Project 12: Statistics and Cost-Based Optimizer

Build stats collection and cost-based plan selection with explain diagnostics.

Quick Reference

Attribute	Value
Difficulty	Master
Time Estimate	3-4 weeks
Main Programming Language	C++ (Alternatives: Rust, Go)
Alternative Programming Languages	Rust, Go
Coolness Level	See REFERENCE.md scale used in main sprint
Business Potential	Resume Gold
Prerequisites	Projects 6-8, probability basics, join planning
Key Topics	Cardinality estimation, cost models, plan search

1. Learning Objectives

By completing this project, you will:

Implement the core subsystem with deterministic behavior.
Explain the subsystem invariants and failure boundaries.
Build a repeatable validation workflow with golden outputs.
Document tradeoffs and operational evidence.

2. All Theory Needed (Per-Concept Breakdown)

Core Storage and State Invariants

Fundamentals Every database subsystem is a state machine over persistent and in-memory state. Correctness depends on explicit invariants, not just passing happy-path tests. You must define what state exists, what transitions are valid, and what recovery behavior is required when transitions are interrupted. For Statistics and Cost-Based Optimizer, this means identifying critical metadata, lifecycle transitions, and safety conditions before writing implementation details. A strong mental model starts from contracts: what this component promises to callers, and what it assumes from lower layers.

Deep Dive into the concept Systems projects fail most often when invariants are implicit. The first hard requirement is state transparency: each important structure needs a schema, versioning strategy, and validation routine.

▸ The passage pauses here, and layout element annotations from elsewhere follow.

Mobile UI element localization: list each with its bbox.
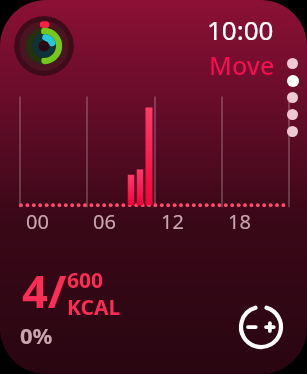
button[interactable]: Adjust goal — [236, 302, 286, 352]
staticText: KCAL — [67, 293, 121, 322]
staticText: 4/ — [22, 260, 67, 321]
staticText: Move — [209, 48, 275, 82]
staticText: 600 — [67, 266, 104, 295]
staticText: 12 — [161, 208, 184, 235]
button[interactable]: Activity rings — [14, 16, 74, 76]
staticText: 00 — [26, 208, 49, 235]
staticText: 10:00 — [207, 12, 274, 47]
staticText: 0% — [20, 320, 53, 350]
staticText: 18 — [228, 208, 251, 235]
staticText: 06 — [93, 208, 116, 235]
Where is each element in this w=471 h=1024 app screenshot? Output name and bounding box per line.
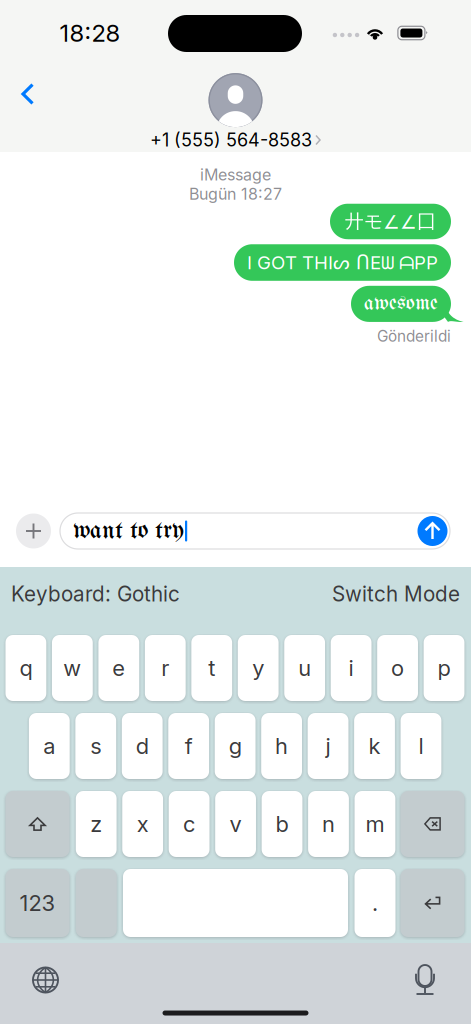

For this project, define your state as a graph of entities and relationships, then classify each transition as idempotent, atomic, or recoverable. If you do not classify transitions, you cannot reason about crash points or retries.

The second requirement is boundary discipline. A subsystem should expose a small API with clear preconditions and postconditions. Inputs should be validated early; outputs should include enough metadata for diagnosis. Hidden side effects are expensive in database internals because downstream components assume deterministic behavior. If a method mutates shared state unexpectedly, concurrency and recovery failures follow.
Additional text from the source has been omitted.